Ils ont une ligne d’interprétation : la société est très violente, les policiers sont des victimes, ils ne peuvent pas se tromper. À partir de là, ils ont besoin d’être protégés, de disparaître dans les procédures judiciaires, d’avoir le droit de porter des cagoules, de ne pas porter leur numéro d’identification et de tirer.
Peut-être qu’on les entend simplement plus ? Qu’ils sont plus médiatisés ?
Ils sont assez actifs et ont une certaine expérience des plateaux télés. Ils ont aussi l’avantage d’avoir des propositions d’un simplisme désarmant.
Leur problème, c’est toujours les autres : on a une mauvaise justice, des élus qui sont mous, une population sauvage. On pourrait qualifier leurs propositions de ridicules d’un point de vue de l’analyse, mais du point de vue du message, on peut leur reconnaître une certaine efficacité. Tout le monde peut aller à la télé et répéter ces slogans.
Mais on a eu des manifestations de policiers, notamment une devant l’Assemblée nationale en mai 2021. Une manifestation qui avait pour objet de faire pression sur le législateur et l’exécutif. Est-ce que ce n’est pas le franchissement d’un cap ?
C’est surtout de la communication. Il ne s’agit pas de policiers qui se préparent à prendre le Parlement par la force. Leur force a surtout été de faire venir les hommes politiques de gauche, les écologistes et évidemment le ministre de l’Intérieur pour les soutenir.
Il s’agit plutôt d’une opération de communication où on a vu des partis progressistes (PS, PCF, EELV) s’aligner sur cette forme d’action syndicale.
La faiblesse de la pensée des partis de gauche explique la vigueur et la force des organisations syndicales
Est-ce qu’ils n’ont pas gagné quand on sait que le patron du Parti socialiste, Olivier Faure, se refuse à employer les termes “violences policières” ?
Mon interprétation, c’est que la faiblesse de la pensée des partis de gauche explique la vigueur et la force des organisations syndicales. C’est-à-dire qu’ils n’ont pas d’obstacles devant eux.
Depuis le début de l’année, on dénombre 9 personnes tuées dans ces circonstances. Qu’est-ce qu’il faudrait faire pour que ça s’arrête ?

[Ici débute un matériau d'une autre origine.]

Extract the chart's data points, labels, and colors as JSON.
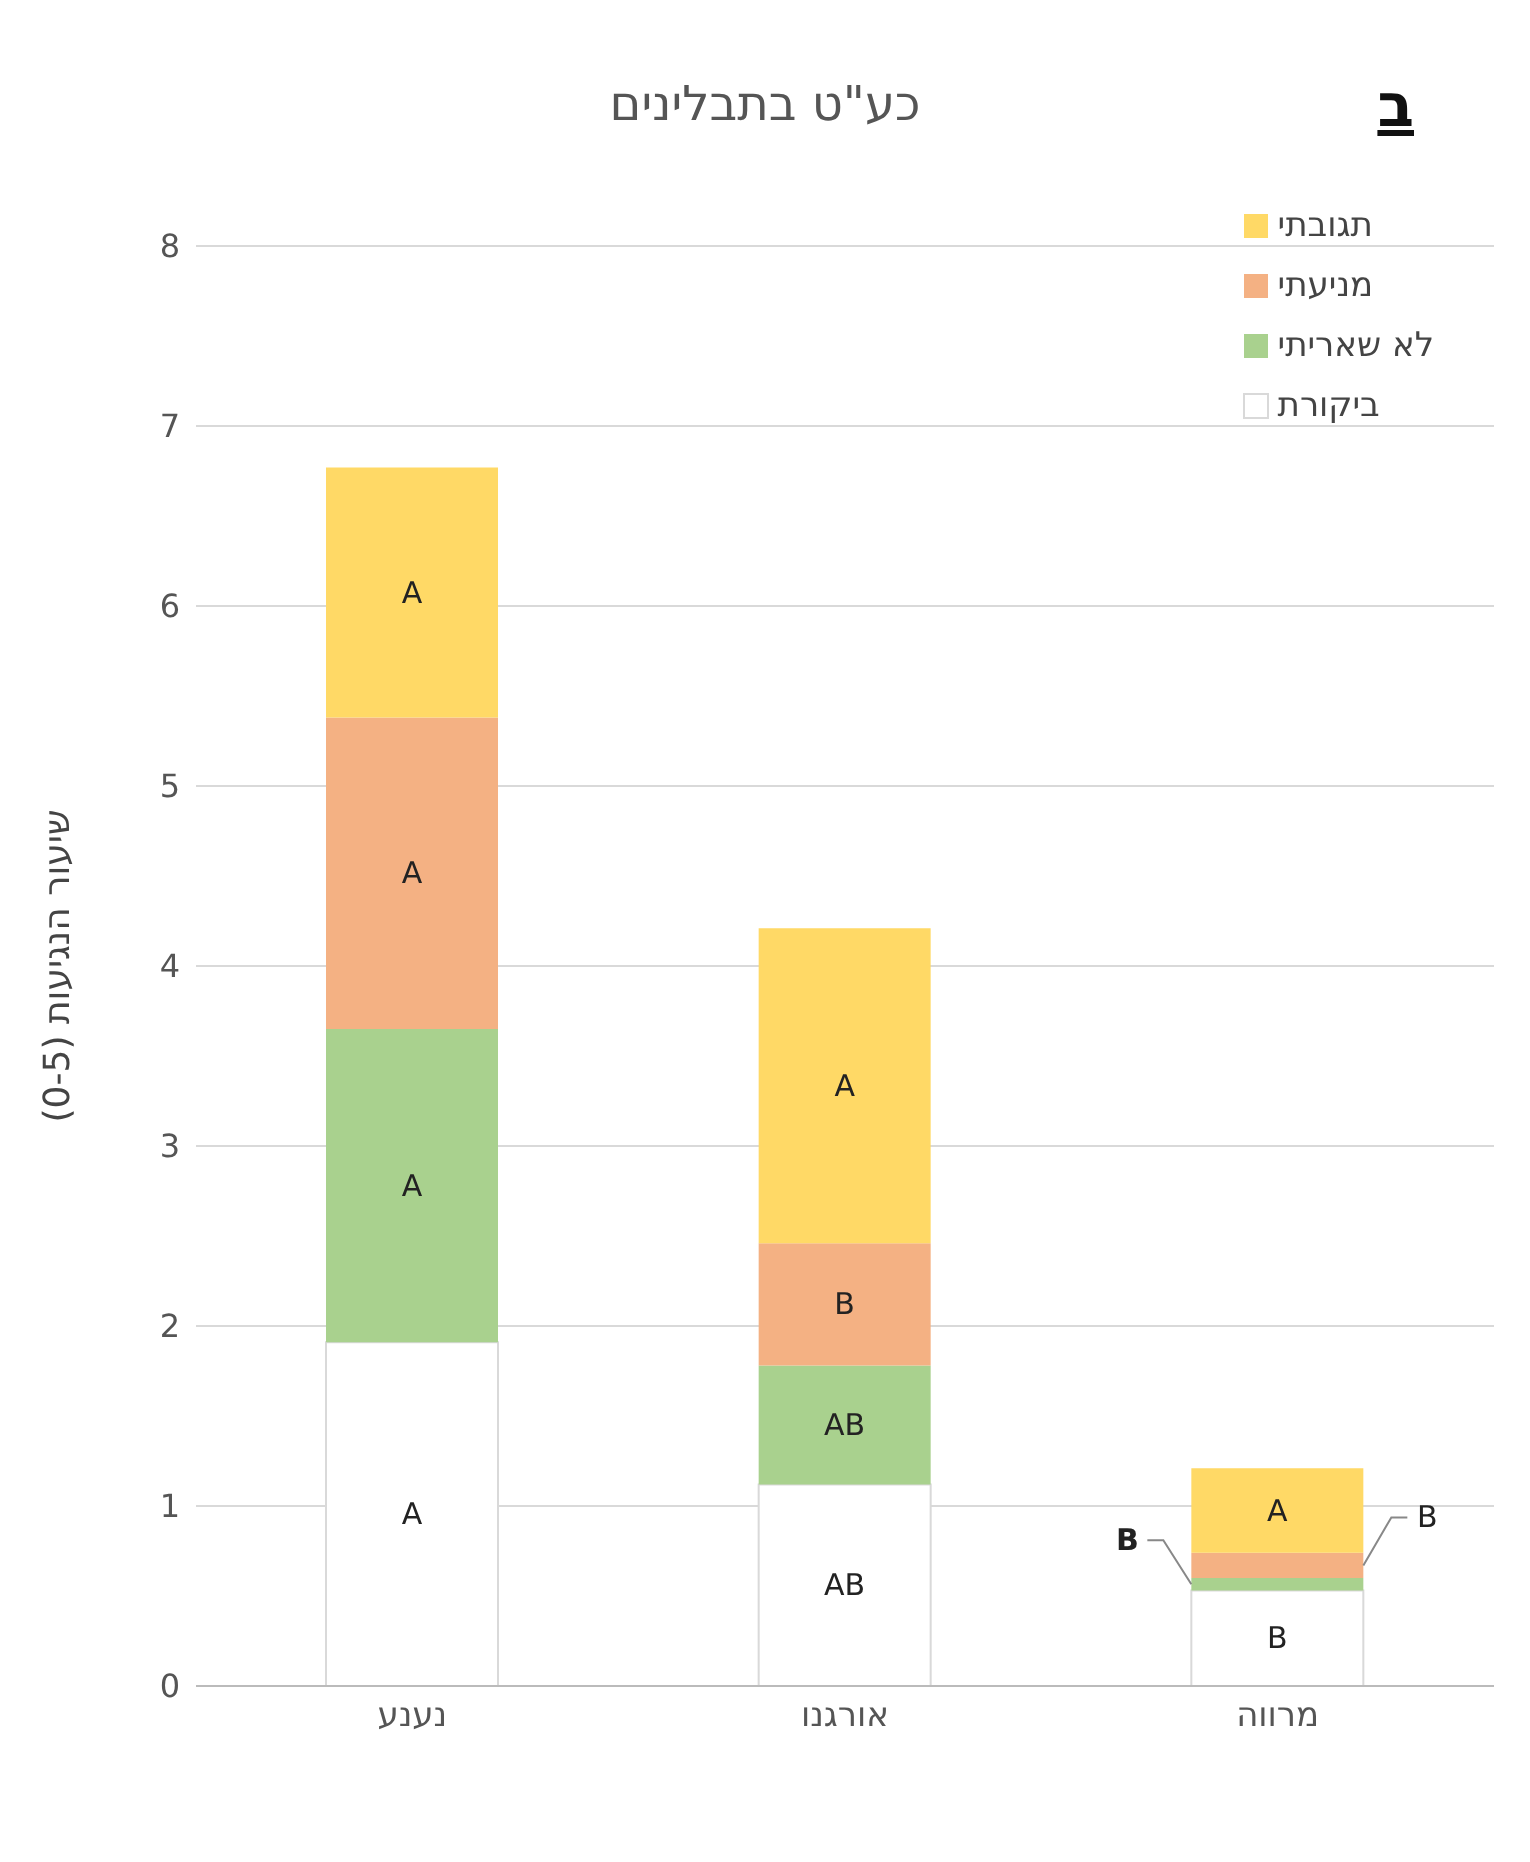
{
  "chart_data": {
    "type": "bar",
    "title": "כע\"ט בתבלינים",
    "ylabel": "שיעור הנגיעות (0-5)",
    "annotations": [
      "ב"
    ],
    "categories": [
      "נענע",
      "אורגנו",
      "מרווה"
    ],
    "stacked": true,
    "series": [
      {
        "name": "ביקורת",
        "color": "#ffffff",
        "values": [
          1.91,
          1.12,
          0.53
        ],
        "value_labels": [
          "A",
          "AB",
          "B"
        ]
      },
      {
        "name": "לא שאריתי",
        "color": "#a9d18e",
        "values": [
          1.74,
          0.66,
          0.07
        ],
        "value_labels": [
          "A",
          "AB",
          "B"
        ]
      },
      {
        "name": "מניעתי",
        "color": "#f4b183",
        "values": [
          1.73,
          0.68,
          0.14
        ],
        "value_labels": [
          "A",
          "B",
          "B"
        ]
      },
      {
        "name": "תגובתי",
        "color": "#ffd966",
        "values": [
          1.39,
          1.75,
          0.47
        ],
        "value_labels": [
          "A",
          "A",
          "A"
        ]
      }
    ],
    "ylim": [
      0,
      8
    ],
    "yticks": [
      0,
      1,
      2,
      3,
      4,
      5,
      6,
      7,
      8
    ],
    "grid": "y",
    "legend": "top right"
  }
}
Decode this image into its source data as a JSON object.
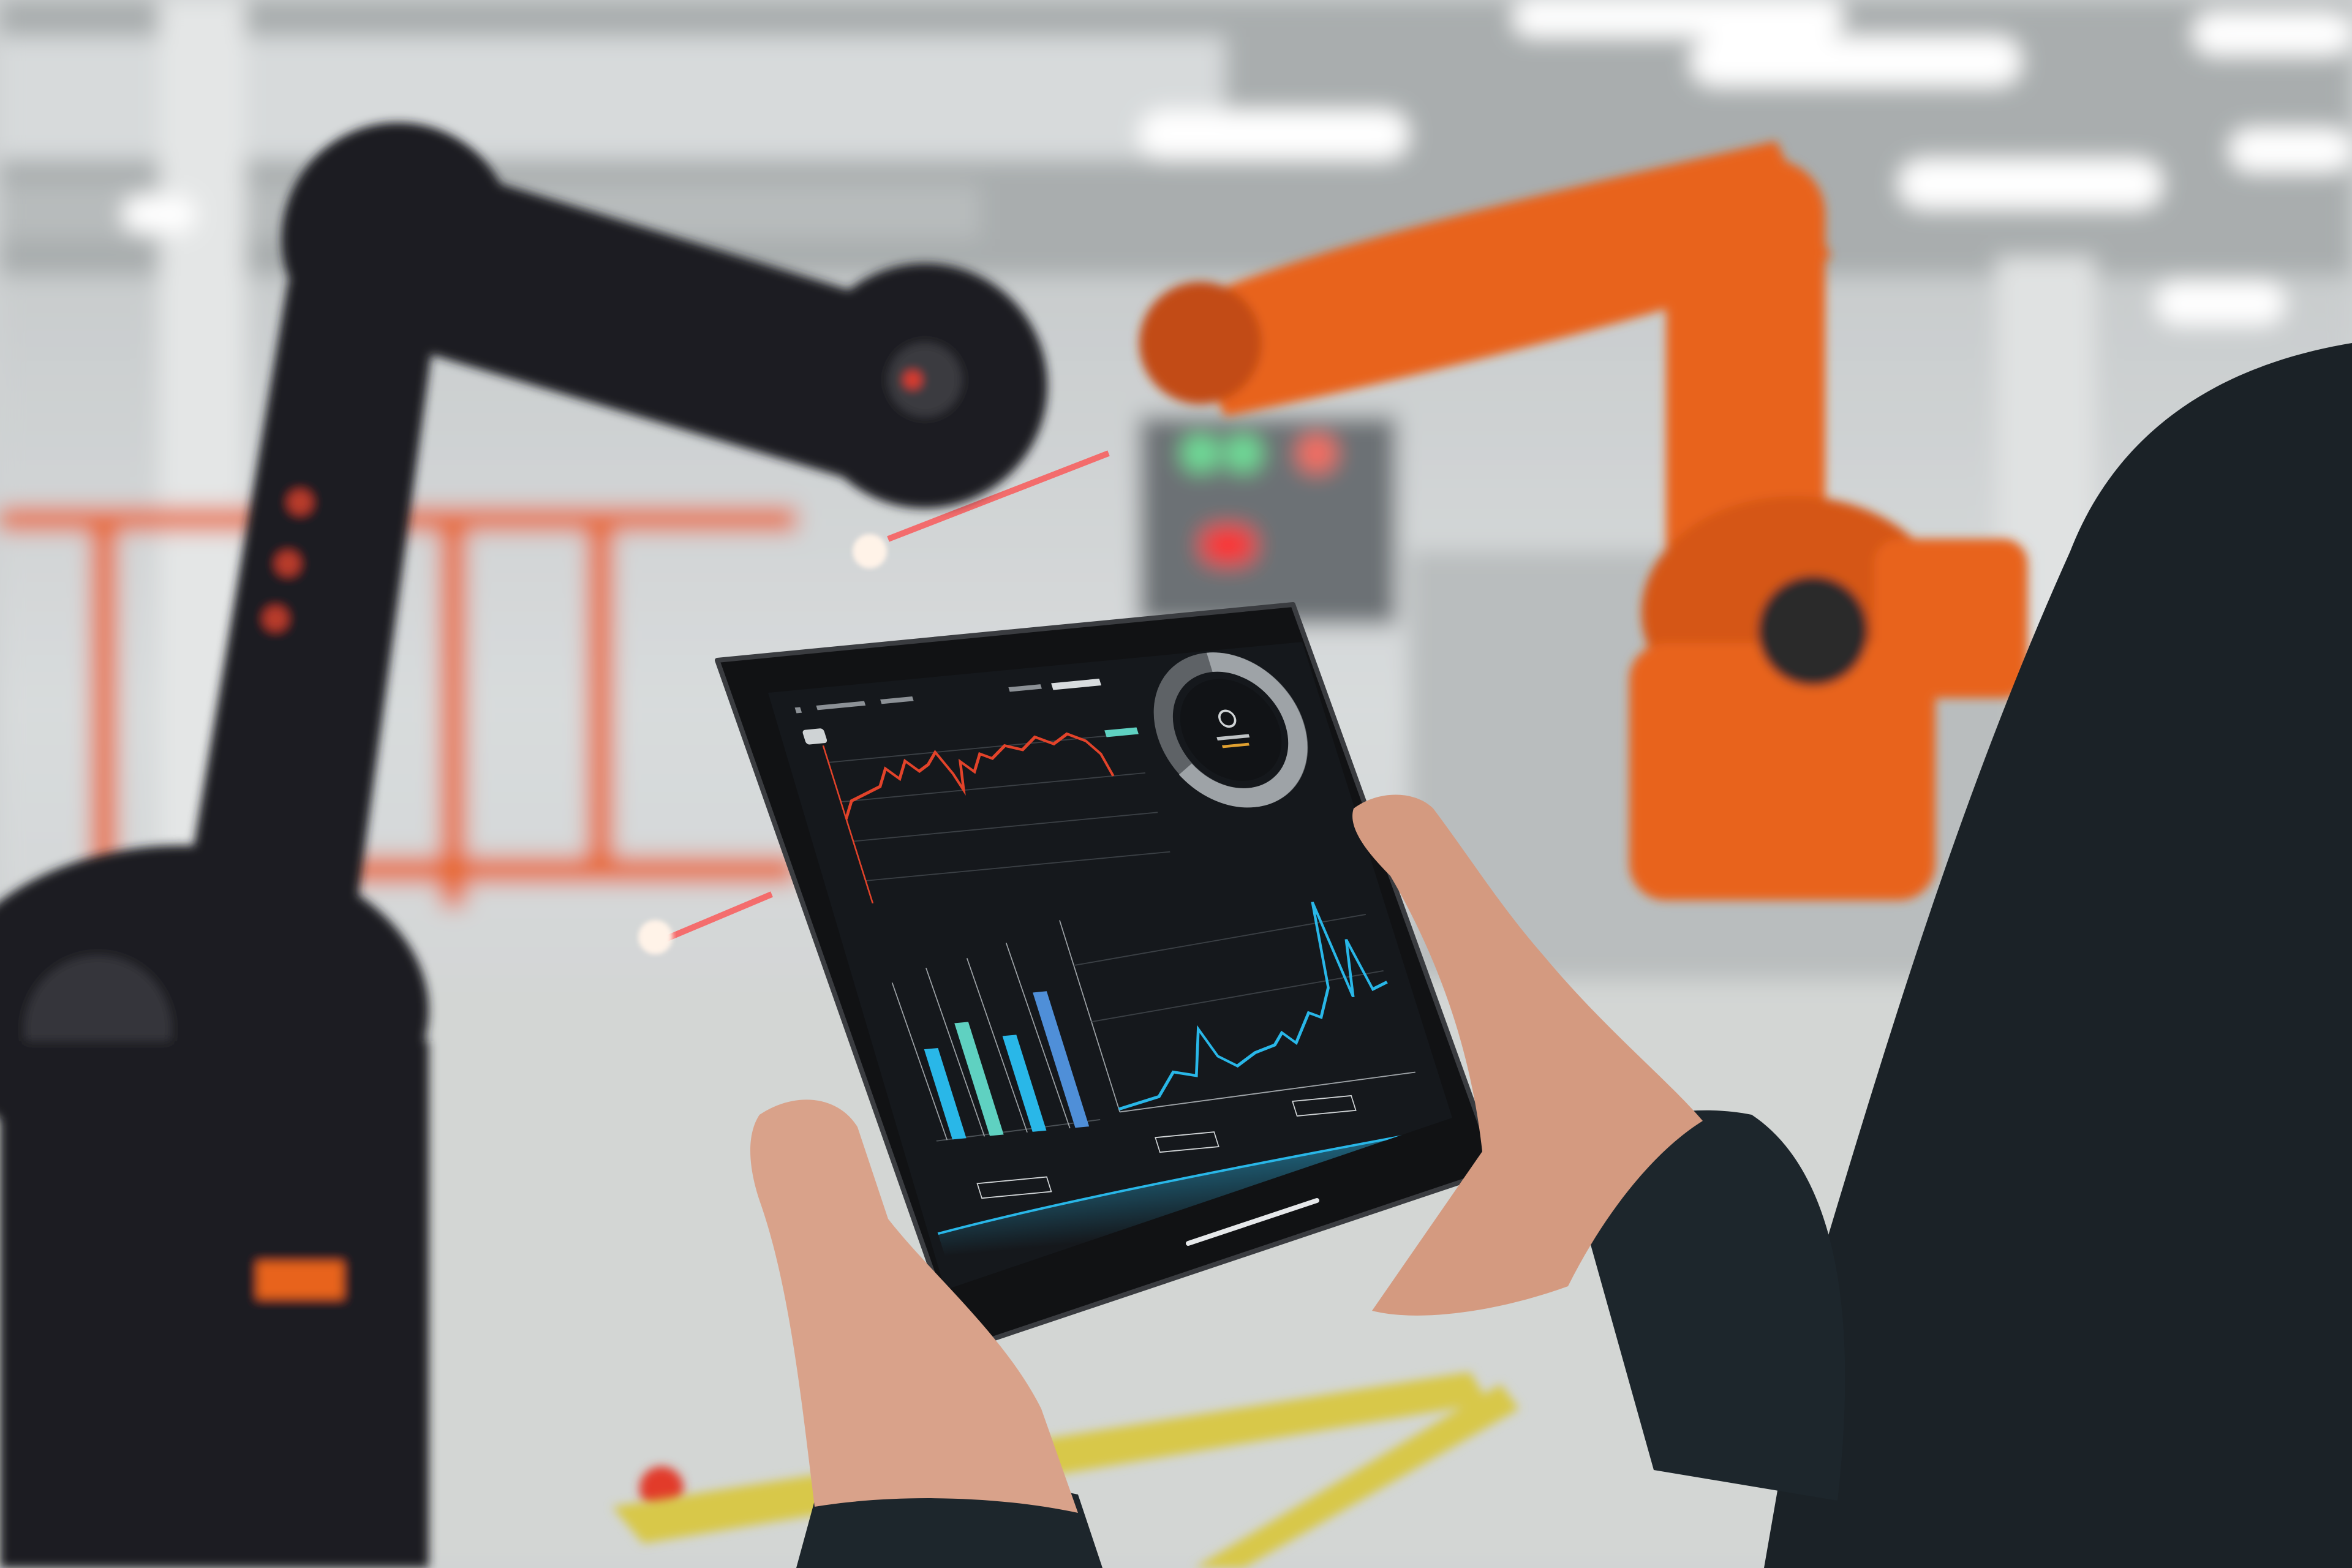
{
  "scene": {
    "description_tags": [
      "factory-floor",
      "robot-arm-orange",
      "robot-arm-black",
      "tablet",
      "hands"
    ],
    "colors": {
      "background": "#d4d7d8",
      "orange_robot": "#e8641c",
      "black_robot": "#1c1d20",
      "tablet_bezel": "#111214",
      "screen": "#15181c",
      "red_trace": "#e2432a",
      "cyan_trace": "#29b7e8",
      "skin": "#d9a28a",
      "sleeve": "#1d262c",
      "floor_line": "#d8c84a",
      "laser": "#ff4a4a"
    },
    "tablet": {
      "widgets": [
        "line-chart-red",
        "gauge-ring",
        "bar-chart",
        "line-chart-cyan",
        "timeline-wave"
      ],
      "gauge_level": 0.8
    }
  }
}
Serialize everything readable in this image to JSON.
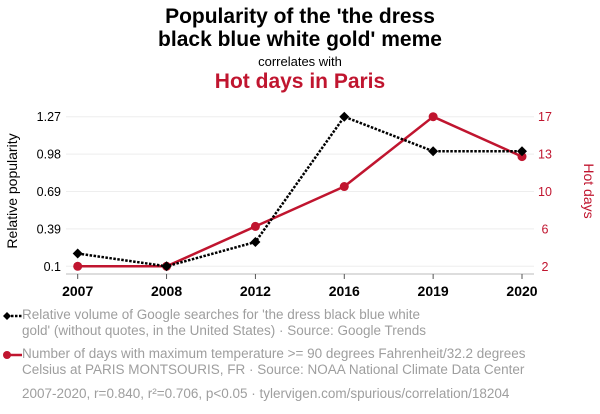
{
  "header": {
    "title_line1": "Popularity of the 'the dress",
    "title_line2": "black blue white gold' meme",
    "correlates": "correlates with",
    "subtitle": "Hot days in Paris"
  },
  "colors": {
    "series1": "#000000",
    "series2": "#c0152f",
    "grid": "#eeeeee",
    "axis": "#bbbbbb",
    "legend_text": "#9e9e9e"
  },
  "legend": {
    "series1": "Relative volume of Google searches for 'the dress black blue white gold' (without quotes, in the United States) · Source: Google Trends",
    "series1_line1": "Relative volume of Google searches for 'the dress black blue white",
    "series1_line2": "gold' (without quotes, in the United States) · Source: Google Trends",
    "series2_line1": "Number of days with maximum temperature >= 90 degrees Fahrenheit/32.2 degrees",
    "series2_line2": "Celsius at PARIS MONTSOURIS, FR · Source: NOAA National Climate Data Center"
  },
  "footer": "2007-2020, r=0.840, r²=0.706, p<0.05 · tylervigen.com/spurious/correlation/18204",
  "chart_data": {
    "type": "line",
    "title": "Popularity of the 'the dress black blue white gold' meme correlates with Hot days in Paris",
    "categories": [
      "2007",
      "2008",
      "2012",
      "2016",
      "2019",
      "2020"
    ],
    "xlabel": "",
    "y_left": {
      "label": "Relative popularity",
      "ticks": [
        "0.1",
        "0.39",
        "0.69",
        "0.98",
        "1.27"
      ],
      "range": [
        0.1,
        1.27
      ]
    },
    "y_right": {
      "label": "Hot days",
      "ticks": [
        "2",
        "6",
        "10",
        "13",
        "17"
      ],
      "range": [
        2,
        17
      ]
    },
    "grid": true,
    "series": [
      {
        "name": "Relative popularity",
        "axis": "left",
        "style": "dotted",
        "marker": "diamond",
        "color": "#000000",
        "values": [
          0.2,
          0.1,
          0.29,
          1.27,
          1.0,
          1.0
        ]
      },
      {
        "name": "Hot days",
        "axis": "right",
        "style": "solid",
        "marker": "circle",
        "color": "#c0152f",
        "values": [
          2,
          2,
          6,
          10,
          17,
          13
        ]
      }
    ],
    "legend_position": "bottom"
  }
}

Il faudrait, à court terme, qu’il y ait des instructions données pour faire respecter les principes de proportionnalité et d’absolue nécessité. Que cela soit rappelé par une instruction du ministre à tous les directeurs départementaux.
Ensuite, il pourrait y avoir une modification de la loi, mais ça prendrait quelques mois. Je ne suis pas persuadé qu’on aboutisse à un accord politique cependant. Le dernier levier, serait d’ajuster les formations, mais les effets de la formation prennent plusieurs mois, plusieurs années pour faire effet.
La seule chose qui peut avoir un effet rapide, ce sont des instructions hiérarchiques précises.